Massachusetts v. U.S. Dept. of Health and Human Services, 698 F.Supp.2d. 234 (2010) (W|L)
Commonwealth of Massachusetts brought action challenging constitutionality of federal Defense of Marriage Act (DOMA). United States moved to dismiss, and Commonwealth moved for summary judgment.  Court held that DOMA exceeded Congress's power under Spending Clause and violated the Tenth Amendment.

Golinski v. Office of Personnel Management, 824 F.Supp.2d 968 (2012) (W|L)
Federal employee, who was a lesbian married to someone of the same sex, brought action against the Office of Personnel Management (OPM), seeking a determination that Defense of Marriage Act (DOMA), as applied to her, violated the Constitution by refusing to recognize lawful marriages for the purposes of application of the laws governing benefits for federal employees. After the Bipartisan Legal Advisory Group's (BLAG) motion to intervene was granted, BLAG and OPM moved to dismiss, and employee moved for summary judgment.

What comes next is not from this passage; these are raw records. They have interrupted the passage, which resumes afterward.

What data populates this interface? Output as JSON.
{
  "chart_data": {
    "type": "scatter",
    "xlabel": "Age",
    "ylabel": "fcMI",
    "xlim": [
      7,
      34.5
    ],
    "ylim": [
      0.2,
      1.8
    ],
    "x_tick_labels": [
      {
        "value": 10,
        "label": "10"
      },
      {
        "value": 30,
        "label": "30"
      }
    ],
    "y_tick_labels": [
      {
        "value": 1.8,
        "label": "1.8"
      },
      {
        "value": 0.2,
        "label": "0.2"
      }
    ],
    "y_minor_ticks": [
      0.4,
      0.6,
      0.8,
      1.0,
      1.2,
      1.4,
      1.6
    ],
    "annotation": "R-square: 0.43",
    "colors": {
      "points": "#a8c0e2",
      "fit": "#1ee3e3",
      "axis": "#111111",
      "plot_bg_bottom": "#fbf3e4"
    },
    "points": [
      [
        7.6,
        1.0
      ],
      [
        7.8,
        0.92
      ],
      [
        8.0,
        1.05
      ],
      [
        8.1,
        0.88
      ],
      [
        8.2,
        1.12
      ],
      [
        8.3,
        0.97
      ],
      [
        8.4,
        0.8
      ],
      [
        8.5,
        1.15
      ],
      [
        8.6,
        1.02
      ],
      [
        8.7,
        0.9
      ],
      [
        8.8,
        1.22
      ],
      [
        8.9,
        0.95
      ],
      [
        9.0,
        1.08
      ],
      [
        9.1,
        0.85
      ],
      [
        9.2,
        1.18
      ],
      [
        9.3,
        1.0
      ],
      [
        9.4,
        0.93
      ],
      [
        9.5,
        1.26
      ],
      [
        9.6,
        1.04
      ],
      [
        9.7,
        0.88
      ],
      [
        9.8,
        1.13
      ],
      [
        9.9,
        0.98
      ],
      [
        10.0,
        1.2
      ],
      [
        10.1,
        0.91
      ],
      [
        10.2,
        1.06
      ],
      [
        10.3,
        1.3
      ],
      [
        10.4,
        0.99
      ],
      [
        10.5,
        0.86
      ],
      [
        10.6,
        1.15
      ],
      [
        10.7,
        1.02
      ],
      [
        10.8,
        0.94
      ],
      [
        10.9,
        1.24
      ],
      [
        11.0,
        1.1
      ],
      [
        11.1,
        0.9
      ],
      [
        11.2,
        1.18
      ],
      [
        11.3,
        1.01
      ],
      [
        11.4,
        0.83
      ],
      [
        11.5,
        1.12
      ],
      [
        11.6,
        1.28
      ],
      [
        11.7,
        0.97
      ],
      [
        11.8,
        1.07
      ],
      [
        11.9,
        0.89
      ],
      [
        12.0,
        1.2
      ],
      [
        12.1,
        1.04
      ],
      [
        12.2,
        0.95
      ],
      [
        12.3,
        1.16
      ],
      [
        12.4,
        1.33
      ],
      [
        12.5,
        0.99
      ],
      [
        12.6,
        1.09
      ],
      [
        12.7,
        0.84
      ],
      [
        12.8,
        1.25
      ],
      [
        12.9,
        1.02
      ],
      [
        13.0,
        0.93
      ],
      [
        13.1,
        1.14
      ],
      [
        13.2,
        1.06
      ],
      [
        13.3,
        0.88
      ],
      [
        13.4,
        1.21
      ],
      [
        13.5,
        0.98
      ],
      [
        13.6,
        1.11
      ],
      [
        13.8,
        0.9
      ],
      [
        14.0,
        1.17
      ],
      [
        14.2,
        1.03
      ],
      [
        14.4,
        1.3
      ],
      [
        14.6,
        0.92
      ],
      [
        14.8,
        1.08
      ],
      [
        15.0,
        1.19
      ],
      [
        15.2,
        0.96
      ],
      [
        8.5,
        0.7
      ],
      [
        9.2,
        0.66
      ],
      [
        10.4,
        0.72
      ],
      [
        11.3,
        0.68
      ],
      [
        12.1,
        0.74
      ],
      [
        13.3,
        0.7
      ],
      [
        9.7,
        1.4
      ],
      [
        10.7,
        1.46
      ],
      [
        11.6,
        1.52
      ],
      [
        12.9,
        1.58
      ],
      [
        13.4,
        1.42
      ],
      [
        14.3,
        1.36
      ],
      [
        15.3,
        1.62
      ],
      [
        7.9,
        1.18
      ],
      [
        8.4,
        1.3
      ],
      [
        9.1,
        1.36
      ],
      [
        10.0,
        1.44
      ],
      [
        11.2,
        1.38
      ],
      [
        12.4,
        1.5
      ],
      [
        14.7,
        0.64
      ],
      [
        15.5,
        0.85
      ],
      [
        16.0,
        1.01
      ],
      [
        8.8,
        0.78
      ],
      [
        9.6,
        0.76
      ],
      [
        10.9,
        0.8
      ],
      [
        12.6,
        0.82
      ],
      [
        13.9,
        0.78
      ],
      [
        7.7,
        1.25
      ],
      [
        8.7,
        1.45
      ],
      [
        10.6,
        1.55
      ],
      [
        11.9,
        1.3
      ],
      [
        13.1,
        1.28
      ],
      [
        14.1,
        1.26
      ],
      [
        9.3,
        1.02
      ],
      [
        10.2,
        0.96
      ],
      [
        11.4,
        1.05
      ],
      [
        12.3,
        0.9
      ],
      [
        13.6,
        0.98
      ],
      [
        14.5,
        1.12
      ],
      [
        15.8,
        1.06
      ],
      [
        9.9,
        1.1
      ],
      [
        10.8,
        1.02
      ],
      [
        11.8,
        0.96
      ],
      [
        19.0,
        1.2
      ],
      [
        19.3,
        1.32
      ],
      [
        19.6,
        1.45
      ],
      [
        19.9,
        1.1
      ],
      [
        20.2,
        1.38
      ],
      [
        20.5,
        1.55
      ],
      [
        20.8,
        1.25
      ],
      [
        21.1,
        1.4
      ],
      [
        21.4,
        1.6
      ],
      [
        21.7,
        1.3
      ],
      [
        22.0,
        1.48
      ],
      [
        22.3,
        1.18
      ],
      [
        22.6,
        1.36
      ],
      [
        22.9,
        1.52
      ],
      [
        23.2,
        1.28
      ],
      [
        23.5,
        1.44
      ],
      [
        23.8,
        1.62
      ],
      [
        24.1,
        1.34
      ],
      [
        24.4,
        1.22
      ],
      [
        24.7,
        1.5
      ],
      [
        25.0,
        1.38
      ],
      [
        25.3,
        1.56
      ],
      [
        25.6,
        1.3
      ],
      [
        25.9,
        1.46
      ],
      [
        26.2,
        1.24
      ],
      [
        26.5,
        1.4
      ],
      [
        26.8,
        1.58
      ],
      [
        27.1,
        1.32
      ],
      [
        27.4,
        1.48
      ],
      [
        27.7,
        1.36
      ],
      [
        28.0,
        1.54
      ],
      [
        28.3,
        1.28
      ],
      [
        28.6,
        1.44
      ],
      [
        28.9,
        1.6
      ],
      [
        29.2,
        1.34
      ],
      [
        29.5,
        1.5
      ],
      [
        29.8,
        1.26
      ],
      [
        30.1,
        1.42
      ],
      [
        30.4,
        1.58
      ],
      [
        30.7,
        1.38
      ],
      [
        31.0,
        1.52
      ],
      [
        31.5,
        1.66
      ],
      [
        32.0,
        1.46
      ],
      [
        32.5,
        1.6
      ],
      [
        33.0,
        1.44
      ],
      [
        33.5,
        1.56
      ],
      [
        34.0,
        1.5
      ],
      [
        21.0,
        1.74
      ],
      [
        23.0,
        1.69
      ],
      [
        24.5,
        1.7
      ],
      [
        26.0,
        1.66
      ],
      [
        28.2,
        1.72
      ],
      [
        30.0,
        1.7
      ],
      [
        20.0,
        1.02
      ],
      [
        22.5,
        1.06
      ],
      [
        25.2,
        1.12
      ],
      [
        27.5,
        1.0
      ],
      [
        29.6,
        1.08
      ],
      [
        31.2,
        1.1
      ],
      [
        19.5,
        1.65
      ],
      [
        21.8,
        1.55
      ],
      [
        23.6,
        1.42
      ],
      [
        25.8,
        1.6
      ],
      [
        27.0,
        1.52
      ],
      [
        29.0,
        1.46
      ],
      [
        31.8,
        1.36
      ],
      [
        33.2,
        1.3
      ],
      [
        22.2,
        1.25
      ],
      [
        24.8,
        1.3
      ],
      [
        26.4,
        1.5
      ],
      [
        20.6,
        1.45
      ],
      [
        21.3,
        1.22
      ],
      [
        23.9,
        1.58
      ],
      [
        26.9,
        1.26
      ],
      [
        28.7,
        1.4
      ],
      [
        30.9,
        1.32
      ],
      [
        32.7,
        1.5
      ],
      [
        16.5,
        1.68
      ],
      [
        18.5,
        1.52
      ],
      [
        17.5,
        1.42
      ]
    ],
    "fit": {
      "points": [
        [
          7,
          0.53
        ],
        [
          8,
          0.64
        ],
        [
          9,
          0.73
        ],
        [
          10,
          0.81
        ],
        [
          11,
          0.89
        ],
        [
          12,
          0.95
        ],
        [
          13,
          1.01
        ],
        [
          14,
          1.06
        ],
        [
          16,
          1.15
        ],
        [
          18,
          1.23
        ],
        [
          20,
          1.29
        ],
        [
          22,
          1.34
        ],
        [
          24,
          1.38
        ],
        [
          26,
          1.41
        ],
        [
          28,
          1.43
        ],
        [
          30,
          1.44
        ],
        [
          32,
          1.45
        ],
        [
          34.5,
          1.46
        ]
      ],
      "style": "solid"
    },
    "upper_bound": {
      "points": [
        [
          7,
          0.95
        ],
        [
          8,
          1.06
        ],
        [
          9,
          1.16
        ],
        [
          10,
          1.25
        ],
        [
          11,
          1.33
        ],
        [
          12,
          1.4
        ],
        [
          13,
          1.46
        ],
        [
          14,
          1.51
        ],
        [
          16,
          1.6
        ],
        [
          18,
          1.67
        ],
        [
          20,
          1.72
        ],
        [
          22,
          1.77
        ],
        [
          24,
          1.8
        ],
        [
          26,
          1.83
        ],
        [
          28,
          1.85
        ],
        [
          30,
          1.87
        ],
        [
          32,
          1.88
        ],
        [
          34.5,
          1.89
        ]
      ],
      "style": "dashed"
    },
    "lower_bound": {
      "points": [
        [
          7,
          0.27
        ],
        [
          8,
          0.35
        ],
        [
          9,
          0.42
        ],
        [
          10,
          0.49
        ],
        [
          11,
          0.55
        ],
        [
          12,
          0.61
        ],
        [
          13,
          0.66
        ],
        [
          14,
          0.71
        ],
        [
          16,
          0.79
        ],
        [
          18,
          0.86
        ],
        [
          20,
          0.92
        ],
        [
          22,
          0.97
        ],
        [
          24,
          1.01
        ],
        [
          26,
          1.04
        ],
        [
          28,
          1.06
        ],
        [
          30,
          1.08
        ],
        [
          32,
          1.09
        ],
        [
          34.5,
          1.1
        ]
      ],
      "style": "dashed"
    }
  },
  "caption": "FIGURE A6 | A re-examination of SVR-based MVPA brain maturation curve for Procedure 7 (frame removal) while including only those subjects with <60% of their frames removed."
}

United States v. Windsor (2013) (W|L)
Section 3 of Defense of Marriage Act—which defines “marriage” as only between “one man and one woman,” which defines “spouse” only as “person of the opposite sex who is a husband or a wife,” and which operates to deny marital exemption to federal estate tax and other benefits of federal law to same-sex married couples—violates basic due process and equal protection principles applicable to federal government, where, among other things, DOMA's avowed purpose and practical effect are to impose disadvantage, separate status, and stigma upon all who enter into same-sex marriages made lawful by unequestioned authority of the states.